If you still have the driving data active in Design-Expert® software from Part 1 of
this tutorial, continue on. If you exited the program, re-start it using our new
opening screen (click the Open Design button) or use File, Open Design to open
data file Drive time.dxpx. Otherwise, go back and set it up as instructed in One-
Factor RSM Tutorial (Part 1 – The Basics). The wavy curve you see on the response
surface plot for drive time is characteristic of a third-order (cubic) polynomial
model.
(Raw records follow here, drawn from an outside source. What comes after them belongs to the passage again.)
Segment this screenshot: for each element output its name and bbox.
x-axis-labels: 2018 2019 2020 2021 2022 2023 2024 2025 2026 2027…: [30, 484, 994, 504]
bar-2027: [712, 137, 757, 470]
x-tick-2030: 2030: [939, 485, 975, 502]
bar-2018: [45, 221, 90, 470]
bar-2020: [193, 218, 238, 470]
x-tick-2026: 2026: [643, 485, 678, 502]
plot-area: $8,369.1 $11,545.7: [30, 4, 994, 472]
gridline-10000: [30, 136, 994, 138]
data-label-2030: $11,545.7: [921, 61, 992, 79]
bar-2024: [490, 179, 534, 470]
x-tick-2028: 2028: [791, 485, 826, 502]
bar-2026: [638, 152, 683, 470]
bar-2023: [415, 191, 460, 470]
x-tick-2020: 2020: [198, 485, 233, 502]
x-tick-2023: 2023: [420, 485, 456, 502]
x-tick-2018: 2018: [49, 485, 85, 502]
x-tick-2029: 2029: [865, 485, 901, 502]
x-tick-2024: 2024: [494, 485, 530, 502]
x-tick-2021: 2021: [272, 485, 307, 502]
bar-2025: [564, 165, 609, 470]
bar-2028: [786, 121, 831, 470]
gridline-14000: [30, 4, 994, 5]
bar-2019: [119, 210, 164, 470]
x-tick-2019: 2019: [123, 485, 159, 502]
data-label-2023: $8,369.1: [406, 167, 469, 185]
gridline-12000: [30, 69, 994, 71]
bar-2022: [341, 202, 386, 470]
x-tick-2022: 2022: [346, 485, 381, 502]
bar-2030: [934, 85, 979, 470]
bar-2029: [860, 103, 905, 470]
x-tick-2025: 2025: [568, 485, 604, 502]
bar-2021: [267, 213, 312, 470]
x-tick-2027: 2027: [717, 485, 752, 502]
Could an even higher-order model be applied to the data from this case? If
so, would it improve the fit? Under the Design branch click the Evaluation node.
Design evaluation
Change the Order to Quartic or double-click the term A4 to put it in the model
(“M”).
Note the design point with the unusually high leverage of 0.9743. This is the late
departure time near 50 minutes that occurred due to Mark oversleeping, causing a
‘botched’ factor setting. It should not be surprising to see this stand out so poorly
for leverage.
Explore more advanced design evaluation statistics: Many more evaluation statistics can be generated from Design-
Expert – the ones shown by default are the most important ones. To enable additional measures and modify defaults,
click Options under the Model screen.
Press ahead to the Graphs to see the plot of FDS – fraction of design space. Click the
curve of standard error at a fraction near 0.8 (80 percent) to generate cross-
reference lines like those shown in the screen shot below.
FDS graph
Explore FDS graph: As noted in Screen Tips (hint: press the light-bulb icon), this is a line graph showing the
relationship between the “volume” of the design space (area of interest) and amount of prediction error. The curve
indicates what fraction (percentage) of the design space has a given prediction error or lower. In general, a lower and
flatter FDS curve is better. The FDS graph provides very helpful information on scaled prediction variance (SPV) for
comparing alternative test matrices – simple enough that even non-statisticians can see differences at a glance, and
versatile for any type of experiment – mixture, process, or combined. For example, one could rerun the FDS graph for
the cubic model and compare results and/or try some other experiment designs.
Let’s not belabor the evaluation: Go back to the Analysis branch and click the
Drive time node. Then press ahead to the Model and change Process order to
Quartic.
Minimizing POE
Explore options for numeric optimization: Before pressing ahead, click the Options button.
Press the Solutions tab to see in “ramps” view what Design-Expert recommends
for the most desirable departure. The program now chooses a departure time at
random and climbs up the desirability response surface. It repeats this process
over and over, but in this case, the same point (within a value “epsilon” for the
duplicate solution filter – see Optimization Options above) is found every time – a
departure around 33 minutes beyond the earliest start acceptable by Mark for his
morning commute. (Your result may vary somewhat due to the random starting
points of the hill-climbing algorithm.)
Ramps view of most desirable solution (your results may vary from this)
Now Mark knows when it’s best to leave for work while simultaneously maximizing
the departure (and gaining more ‘shut-eye’), minimizing his drive time, and
minimizing propagation of error. The only thing that could possibly go wrong
would be if all the other commuters learn how to use RSM and make use of
Design-Expert. Mark hopes that none of you who are reading this tutorial live in his
suburban neighborhood and work downtown.